In a matter of no time at all, I went from happily writing random, even somewhat good (I’m biased) pieces of writing every day, to simply just not getting any words out at all. This might largely be linked to the fact that I simply love reading other blogs, and through all the amazingness I find, I tend to subconsciously… well, and consciously (let’s be honest) become very intimidated!
I run down the self-doubt road with utter horror on my face screaming, “oh hell, I can’t write an awesome blog like that!!?? I’m a complete amateur! TONI!!! What. the. HELL! where you thinking??!” or something along those lines. I think about it and secretly want to blame every person who has ever encouraged me to write! How dare they say good things about my writing?!
Stupid, I know.
Yet knowing it’s stupid somehow makes it worse.
Because then I find myself shuffling around feel good phrases to make myself feel better, like “It’s ok, I will write for Jesus” or “I don’t care about the audience, I write for the love of writing”
Seriously, I do sincerely write for the love of writing. I honestly can’t NOT write. That just makes no sense.
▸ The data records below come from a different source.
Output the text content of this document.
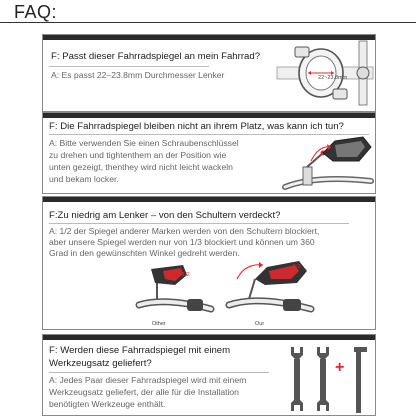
FAQ:
F: Passt dieser Fahrradspiegel an mein Fahrrad?
A: Es passt 22–23.8mm Durchmesser Lenker	22~23.8mm
F: Die Fahrradspiegel bleiben nicht an ihrem Platz, was kann ich tun?
A: Bitte verwenden Sie einen Schraubenschlüssel
zu drehen und tightenthem an der Position wie
unten gezeigt, thenthey wird nicht leicht wackeln
und bekam locker.
F:Zu niedrig am Lenker – von den Schultern verdeckt?
A: 1/2 der Spiegel anderer Marken werden von den Schultern blockiert,
aber unsere Spiegel werden nur von 1/3 blockiert und können um 360
Grad in den gewünschten Winkel gedreht werden.
1/2
Other
1/3
Our
F: Werden diese Fahrradspiegel mit einem
Werkzeugsatz geliefert?
A: Jedes Paar dieser Fahrradspiegel wird mit einem
Werkzeugsatz geliefert, der alle für die Installation
benötigten Werkzeuge enthält.
+
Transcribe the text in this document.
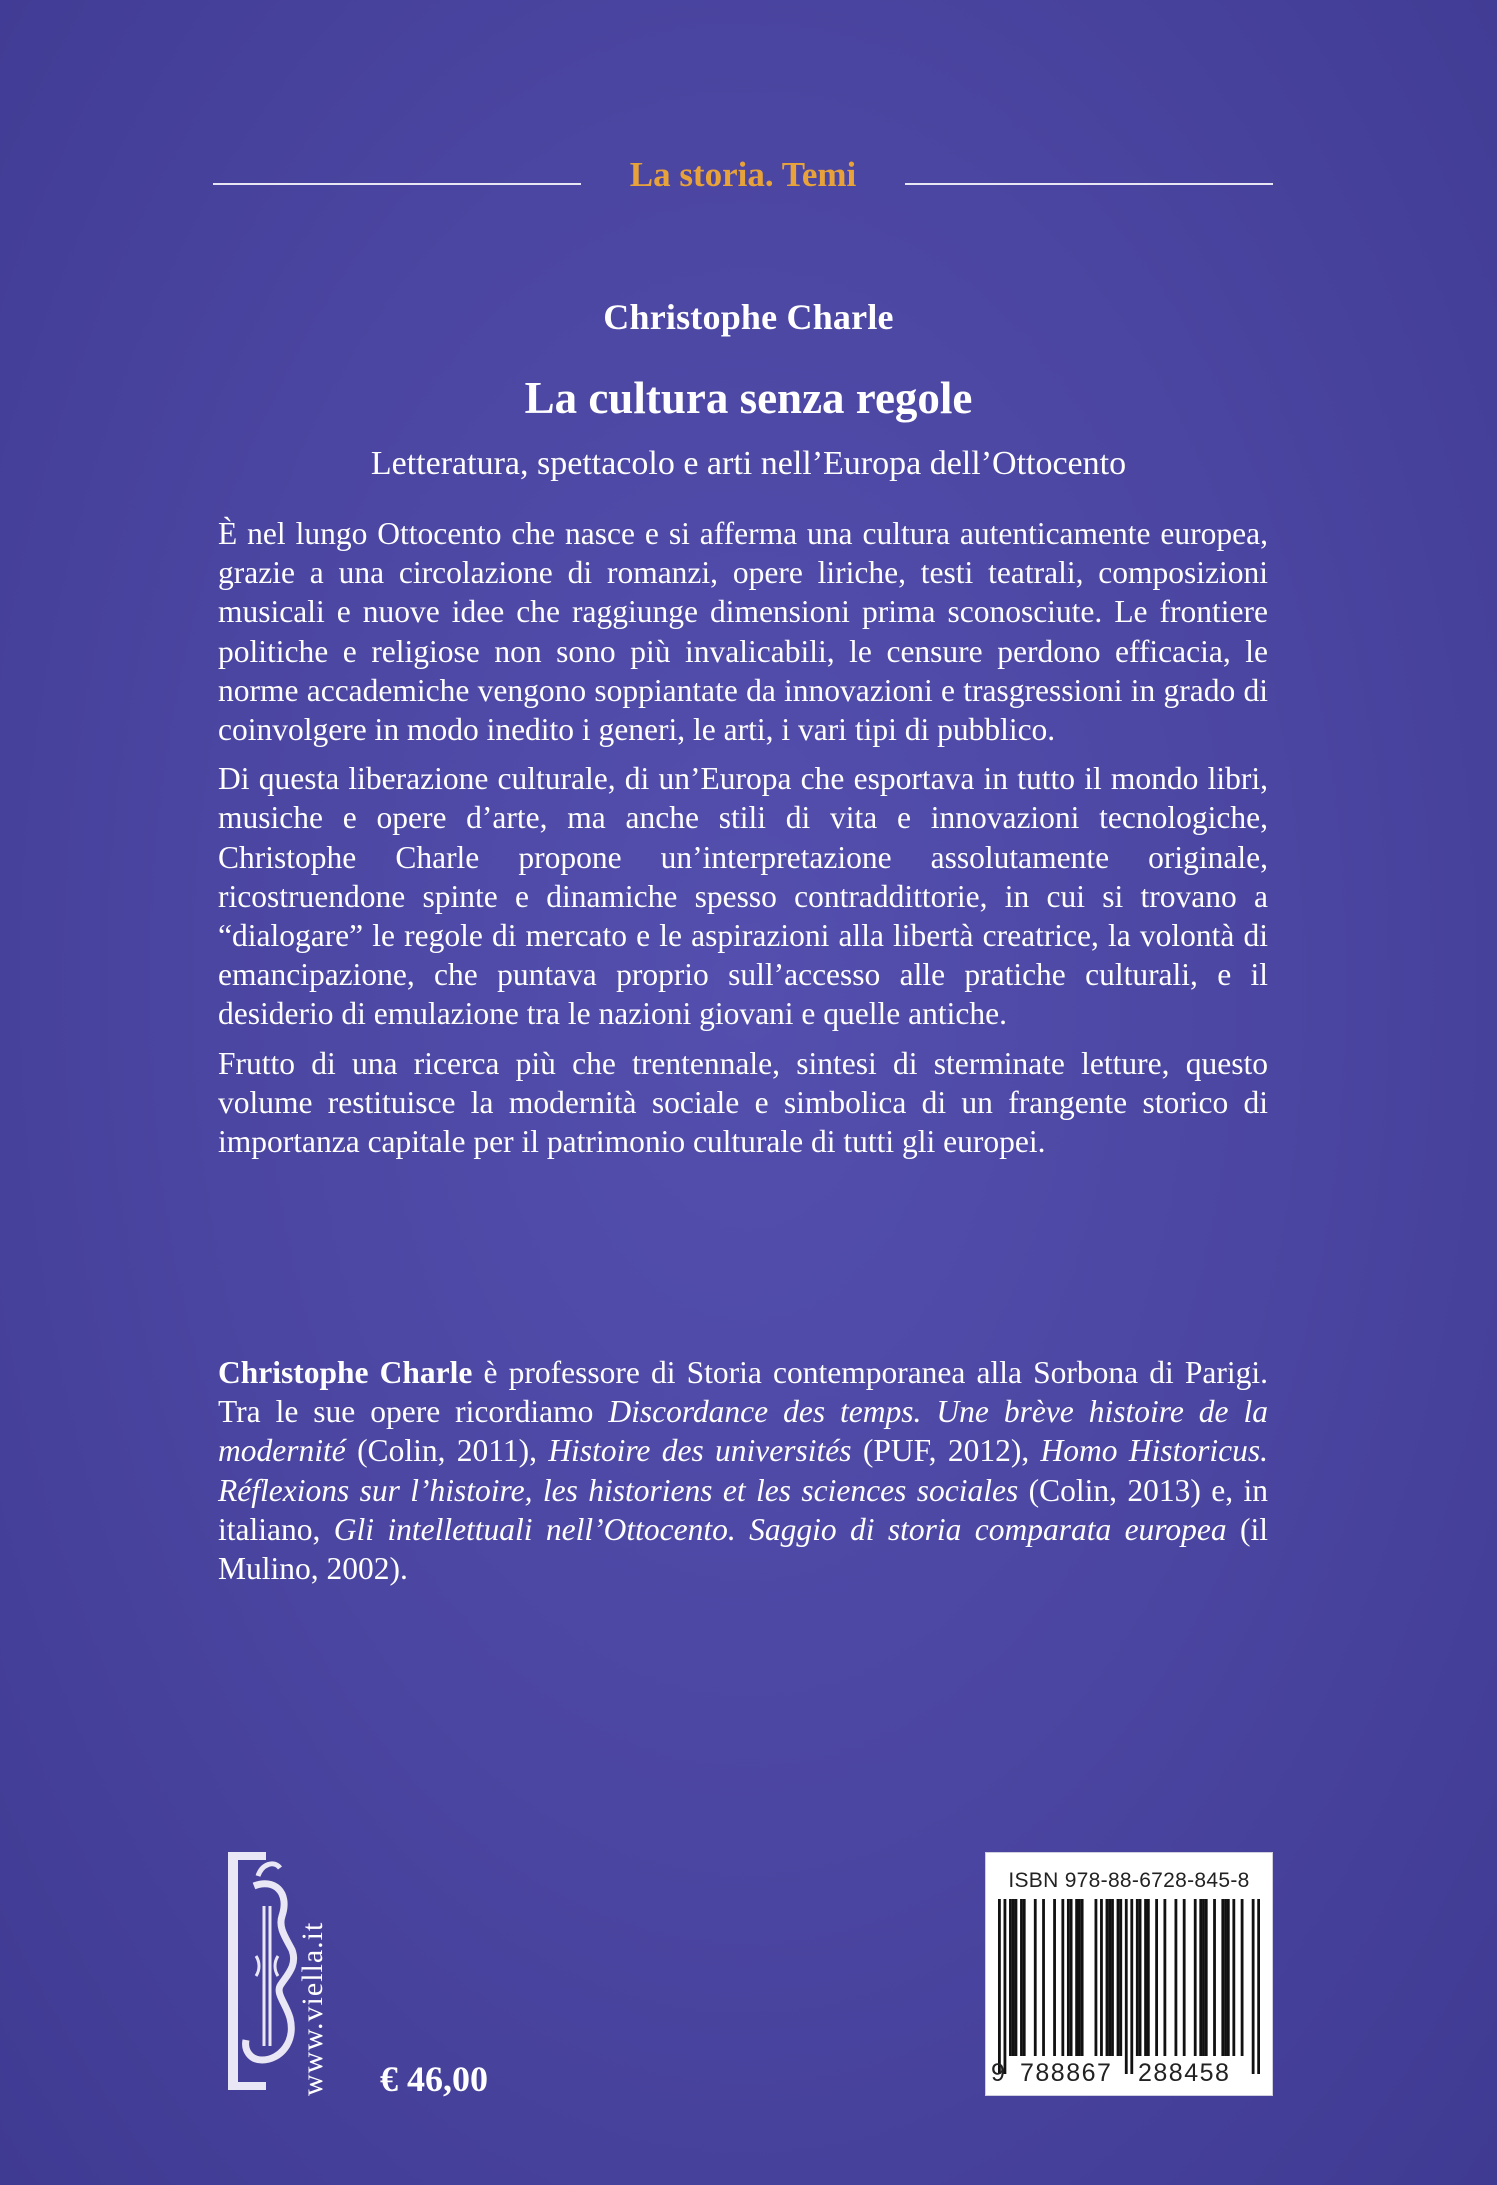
La storia. Temi
Christophe Charle
La cultura senza regole
Letteratura, spettacolo e arti nell’Europa dell’Ottocento

È nel lungo Ottocento che nasce e si afferma una cultura autenticamente europea, grazie a una circolazione di romanzi, opere liriche, testi teatrali, composizioni musicali e nuove idee che raggiunge dimensioni prima sconosciute. Le frontiere politiche e religiose non sono più invalicabili, le censure perdono efficacia, le norme accademiche vengono soppiantate da innovazioni e trasgressioni in grado di coinvolgere in modo inedito i generi, le arti, i vari tipi di pubblico.

Di questa liberazione culturale, di un’Europa che esportava in tutto il mondo libri, musiche e opere d’arte, ma anche stili di vita e innovazioni tecnologiche, Christophe Charle propone un’interpretazione assolutamente originale, ricostruendone spinte e dinamiche spesso contraddittorie, in cui si trovano a “dialogare” le regole di mercato e le aspirazioni alla libertà creatrice, la volontà di emancipazione, che puntava proprio sull’accesso alle pratiche culturali, e il desiderio di emulazione tra le nazioni giovani e quelle antiche.

Frutto di una ricerca più che trentennale, sintesi di sterminate letture, questo volume restituisce la modernità sociale e simbolica di un frangente storico di importanza capitale per il patrimonio culturale di tutti gli europei.

Christophe Charle è professore di Storia contemporanea alla Sorbona di Parigi. Tra le sue opere ricordiamo Discordance des temps. Une brève histoire de la modernité (Colin, 2011), Histoire des universités (PUF, 2012), Homo Historicus. Réflexions sur l’histoire, les historiens et les sciences sociales (Colin, 2013) e, in italiano, Gli intellettuali nell’Ottocento. Saggio di storia comparata europea (il Mulino, 2002).

www.viella.it	€ 46,00
ISBN 978-88-6728-845-8
9 788867 288458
However, I’d be lying if I said I didn’t care. I do care. I care about who reads what I write and I care that at least someone is hearing and caring about what I have to say. One writes because one has thoughts and opinions or stories to share. Obviously. One does not write and simply not care. That’s daft.
So, here I am. Writing. Just writing.
Hopefully someday I would be able to say that I have found the balance in caring enough to write meaningful words, powerful words, influential words that need an audience, while maintaining that I am writing purely for the joy of writing without being too critical of myself or wanting some kind of affirmation.